CENTENNIAL, Colo. - A doctor at the state mental health hospital in Pueblo said test results show the Aurora movie theater shooting gunman was not faking mental illness.
Neuropsychologist Rose Marie Manguso testified Tuesday that she administered 20 different tests on James Holmes on August 12-14, 2013.
Manguso was careful to point out that she did not focus on Holmes' mental state before or during the shooting - just his general background, his more recent status and current status.
The doctor said she met with the gunman for a total of 6 hours and 15 minutes.
"The first question is always 'Is the person faking? Are they feigning or malingering?'" Manguso said.
She conducted a series of "validity tests" designed to determine whether the patient is exaggerating or faking symptoms.

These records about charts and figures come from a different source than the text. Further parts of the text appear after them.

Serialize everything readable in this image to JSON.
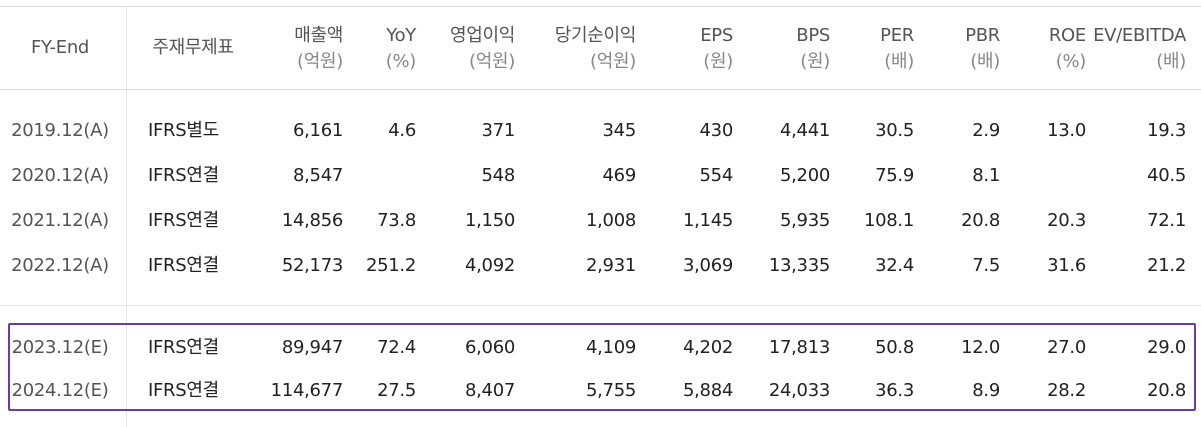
{
  "header": {
    "fy_end": "FY-End",
    "basis": "주재무제표",
    "columns": [
      {
        "label": "매출액",
        "unit": "(억원)"
      },
      {
        "label": "YoY",
        "unit": "(%)"
      },
      {
        "label": "영업이익",
        "unit": "(억원)"
      },
      {
        "label": "당기순이익",
        "unit": "(억원)"
      },
      {
        "label": "EPS",
        "unit": "(원)"
      },
      {
        "label": "BPS",
        "unit": "(원)"
      },
      {
        "label": "PER",
        "unit": "(배)"
      },
      {
        "label": "PBR",
        "unit": "(배)"
      },
      {
        "label": "ROE",
        "unit": "(%)"
      },
      {
        "label": "EV/EBITDA",
        "unit": "(배)"
      }
    ]
  },
  "actual_rows": [
    {
      "fy": "2019.12(A)",
      "basis": "IFRS별도",
      "values": [
        "6,161",
        "4.6",
        "371",
        "345",
        "430",
        "4,441",
        "30.5",
        "2.9",
        "13.0",
        "19.3"
      ]
    },
    {
      "fy": "2020.12(A)",
      "basis": "IFRS연결",
      "values": [
        "8,547",
        "",
        "548",
        "469",
        "554",
        "5,200",
        "75.9",
        "8.1",
        "",
        "40.5"
      ]
    },
    {
      "fy": "2021.12(A)",
      "basis": "IFRS연결",
      "values": [
        "14,856",
        "73.8",
        "1,150",
        "1,008",
        "1,145",
        "5,935",
        "108.1",
        "20.8",
        "20.3",
        "72.1"
      ]
    },
    {
      "fy": "2022.12(A)",
      "basis": "IFRS연결",
      "values": [
        "52,173",
        "251.2",
        "4,092",
        "2,931",
        "3,069",
        "13,335",
        "32.4",
        "7.5",
        "31.6",
        "21.2"
      ]
    }
  ],
  "estimate_rows": [
    {
      "fy": "2023.12(E)",
      "basis": "IFRS연결",
      "values": [
        "89,947",
        "72.4",
        "6,060",
        "4,109",
        "4,202",
        "17,813",
        "50.8",
        "12.0",
        "27.0",
        "29.0"
      ]
    },
    {
      "fy": "2024.12(E)",
      "basis": "IFRS연결",
      "values": [
        "114,677",
        "27.5",
        "8,407",
        "5,755",
        "5,884",
        "24,033",
        "36.3",
        "8.9",
        "28.2",
        "20.8"
      ]
    }
  ],
  "colors": {
    "highlight_border": "#6a3aa8",
    "grid": "#dcdcdc"
  }
}
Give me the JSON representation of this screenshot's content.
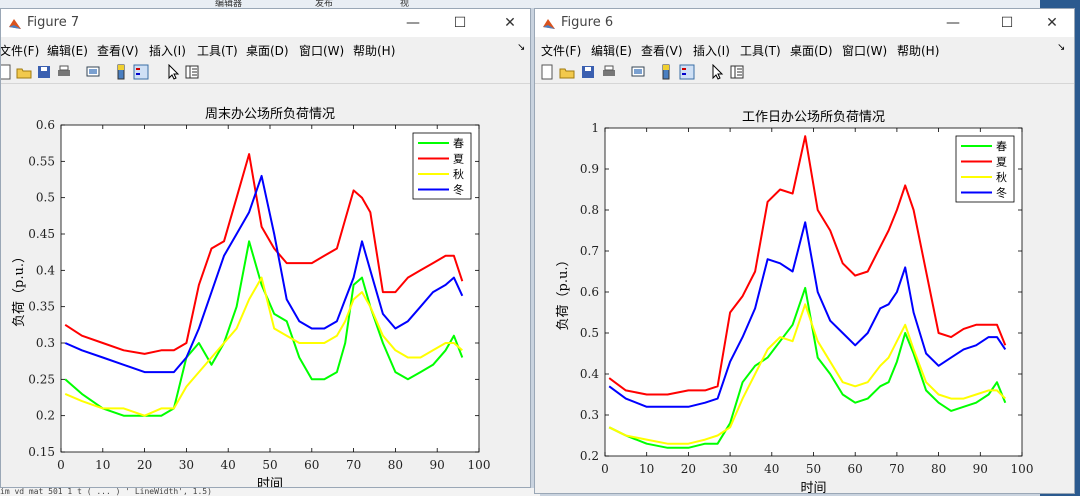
{
  "background": {
    "tabs": [
      "编辑器",
      "发布",
      "视"
    ],
    "code_line": "  im vd mat      501    1 t ( ... ) ' LineWidth', 1.5)"
  },
  "figures": [
    {
      "title": "Figure 7",
      "menu": [
        "文件(F)",
        "编辑(E)",
        "查看(V)",
        "插入(I)",
        "工具(T)",
        "桌面(D)",
        "窗口(W)",
        "帮助(H)"
      ],
      "chart_data": {
        "type": "line",
        "title": "周末办公场所负荷情况",
        "xlabel": "时间",
        "ylabel": "负荷（p.u.）",
        "xlim": [
          0,
          100
        ],
        "ylim": [
          0.15,
          0.6
        ],
        "xticks": [
          "0",
          "10",
          "20",
          "30",
          "40",
          "50",
          "60",
          "70",
          "80",
          "90",
          "100"
        ],
        "yticks": [
          "0.15",
          "0.2",
          "0.25",
          "0.3",
          "0.35",
          "0.4",
          "0.45",
          "0.5",
          "0.55",
          "0.6"
        ],
        "legend_position": "top-right",
        "x": [
          1,
          5,
          10,
          15,
          20,
          24,
          27,
          30,
          33,
          36,
          39,
          42,
          45,
          48,
          51,
          54,
          57,
          60,
          63,
          66,
          68,
          70,
          72,
          74,
          77,
          80,
          83,
          86,
          89,
          92,
          94,
          96
        ],
        "series": [
          {
            "name": "春",
            "color": "#00ff00",
            "values": [
              0.25,
              0.23,
              0.21,
              0.2,
              0.2,
              0.2,
              0.21,
              0.28,
              0.3,
              0.27,
              0.3,
              0.35,
              0.44,
              0.38,
              0.34,
              0.33,
              0.28,
              0.25,
              0.25,
              0.26,
              0.3,
              0.38,
              0.39,
              0.35,
              0.3,
              0.26,
              0.25,
              0.26,
              0.27,
              0.29,
              0.31,
              0.28
            ]
          },
          {
            "name": "夏",
            "color": "#ff0000",
            "values": [
              0.325,
              0.31,
              0.3,
              0.29,
              0.285,
              0.29,
              0.29,
              0.3,
              0.38,
              0.43,
              0.44,
              0.5,
              0.56,
              0.46,
              0.43,
              0.41,
              0.41,
              0.41,
              0.42,
              0.43,
              0.47,
              0.51,
              0.5,
              0.48,
              0.37,
              0.37,
              0.39,
              0.4,
              0.41,
              0.42,
              0.42,
              0.385
            ]
          },
          {
            "name": "秋",
            "color": "#ffff00",
            "values": [
              0.23,
              0.22,
              0.21,
              0.21,
              0.2,
              0.21,
              0.21,
              0.24,
              0.26,
              0.28,
              0.3,
              0.32,
              0.36,
              0.39,
              0.32,
              0.31,
              0.3,
              0.3,
              0.3,
              0.31,
              0.33,
              0.36,
              0.37,
              0.35,
              0.31,
              0.29,
              0.28,
              0.28,
              0.29,
              0.3,
              0.3,
              0.29
            ]
          },
          {
            "name": "冬",
            "color": "#0000ff",
            "values": [
              0.3,
              0.29,
              0.28,
              0.27,
              0.26,
              0.26,
              0.26,
              0.28,
              0.32,
              0.37,
              0.42,
              0.45,
              0.48,
              0.53,
              0.45,
              0.36,
              0.33,
              0.32,
              0.32,
              0.33,
              0.36,
              0.39,
              0.44,
              0.4,
              0.34,
              0.32,
              0.33,
              0.35,
              0.37,
              0.38,
              0.39,
              0.365
            ]
          }
        ]
      }
    },
    {
      "title": "Figure 6",
      "menu": [
        "文件(F)",
        "编辑(E)",
        "查看(V)",
        "插入(I)",
        "工具(T)",
        "桌面(D)",
        "窗口(W)",
        "帮助(H)"
      ],
      "chart_data": {
        "type": "line",
        "title": "工作日办公场所负荷情况",
        "xlabel": "时间",
        "ylabel": "负荷（p.u.）",
        "xlim": [
          0,
          100
        ],
        "ylim": [
          0.2,
          1
        ],
        "xticks": [
          "0",
          "10",
          "20",
          "30",
          "40",
          "50",
          "60",
          "70",
          "80",
          "90",
          "100"
        ],
        "yticks": [
          "0.2",
          "0.3",
          "0.4",
          "0.5",
          "0.6",
          "0.7",
          "0.8",
          "0.9",
          "1"
        ],
        "legend_position": "top-right",
        "x": [
          1,
          5,
          10,
          15,
          20,
          24,
          27,
          30,
          33,
          36,
          39,
          42,
          45,
          48,
          51,
          54,
          57,
          60,
          63,
          66,
          68,
          70,
          72,
          74,
          77,
          80,
          83,
          86,
          89,
          92,
          94,
          96
        ],
        "series": [
          {
            "name": "春",
            "color": "#00ff00",
            "values": [
              0.27,
              0.25,
              0.23,
              0.22,
              0.22,
              0.23,
              0.23,
              0.28,
              0.38,
              0.42,
              0.44,
              0.48,
              0.52,
              0.61,
              0.44,
              0.4,
              0.35,
              0.33,
              0.34,
              0.37,
              0.38,
              0.43,
              0.5,
              0.45,
              0.36,
              0.33,
              0.31,
              0.32,
              0.33,
              0.35,
              0.38,
              0.33
            ]
          },
          {
            "name": "夏",
            "color": "#ff0000",
            "values": [
              0.39,
              0.36,
              0.35,
              0.35,
              0.36,
              0.36,
              0.37,
              0.55,
              0.59,
              0.65,
              0.82,
              0.85,
              0.84,
              0.98,
              0.8,
              0.75,
              0.67,
              0.64,
              0.65,
              0.71,
              0.75,
              0.8,
              0.86,
              0.8,
              0.65,
              0.5,
              0.49,
              0.51,
              0.52,
              0.52,
              0.52,
              0.47
            ]
          },
          {
            "name": "秋",
            "color": "#ffff00",
            "values": [
              0.27,
              0.25,
              0.24,
              0.23,
              0.23,
              0.24,
              0.25,
              0.27,
              0.34,
              0.4,
              0.46,
              0.49,
              0.48,
              0.57,
              0.48,
              0.43,
              0.38,
              0.37,
              0.38,
              0.42,
              0.44,
              0.48,
              0.52,
              0.46,
              0.38,
              0.35,
              0.34,
              0.34,
              0.35,
              0.36,
              0.36,
              0.34
            ]
          },
          {
            "name": "冬",
            "color": "#0000ff",
            "values": [
              0.37,
              0.34,
              0.32,
              0.32,
              0.32,
              0.33,
              0.34,
              0.43,
              0.49,
              0.56,
              0.68,
              0.67,
              0.65,
              0.77,
              0.6,
              0.53,
              0.5,
              0.47,
              0.5,
              0.56,
              0.57,
              0.6,
              0.66,
              0.55,
              0.45,
              0.42,
              0.44,
              0.46,
              0.47,
              0.49,
              0.49,
              0.46
            ]
          }
        ]
      }
    }
  ]
}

"He performed normally with no evidence of feigning or faking," Manguso stated.
"In your expert opinion, is there any reason this jury or anyone else should be concerned about whether Mr. Holmes was faking?" Public Defender Dan King asked.
"In this context, not at all, no," Manguso answered.
The gunman was taking risperdal during Manguso's testing. It is used to treat schizophrenia and symptoms of bipolar disorder. Being on anti-psychotics could make a significant impact on the results, Manguso confirmed.
The gunman was afraid his thoughts were being broadcast out loud and everyone could hear them, Manguso testified. He was also concerned he had a mission others wouldn't understand.
Manguso said she did not believe the gunman was exaggerating his symptoms. She stated at least twice that she felt the gunman "was holding back to some degree" and "underreporting some of his issues."
On cross-examination, Manguso answered District Attorney George Brauchler's questions confidently and clearly.
When asked if any of the tests could prove whether the gunman was sane at the time of the shooting, Manguso said curtly, "Of course not."
"You were asked to provide a snapshot in time of the defendant, limited really to just August 12-15 of 2013?" Brauchler asked.
"That is fair to say," she answered.
"You were not asked, nor are you capable, given the tests provided, of going back to July 19-20 - or even before then - of 2012?"
"I cannot do that," Manguso said.
"So you cannot tell us, based on these tests, whether the gunman had the capacity to form the intent to murder after deliberation - or to act knowingly, setting up all the bombs in his apartment - but there are some things here that suggest he had the intellectual capacity to do those things. Is that correct?"
"Yes, his intellect was sufficient for those kinds of activities," Manguso replied.
The gunman's IQ is 123 - considered a "superior intellect" but not a "genius," she added.
Holmes is accused of killing 12 people and injuring 70 others at the Century 16 Theater in Aurora on July 20, 2012. He has pleaded not guilty by reason of insanity.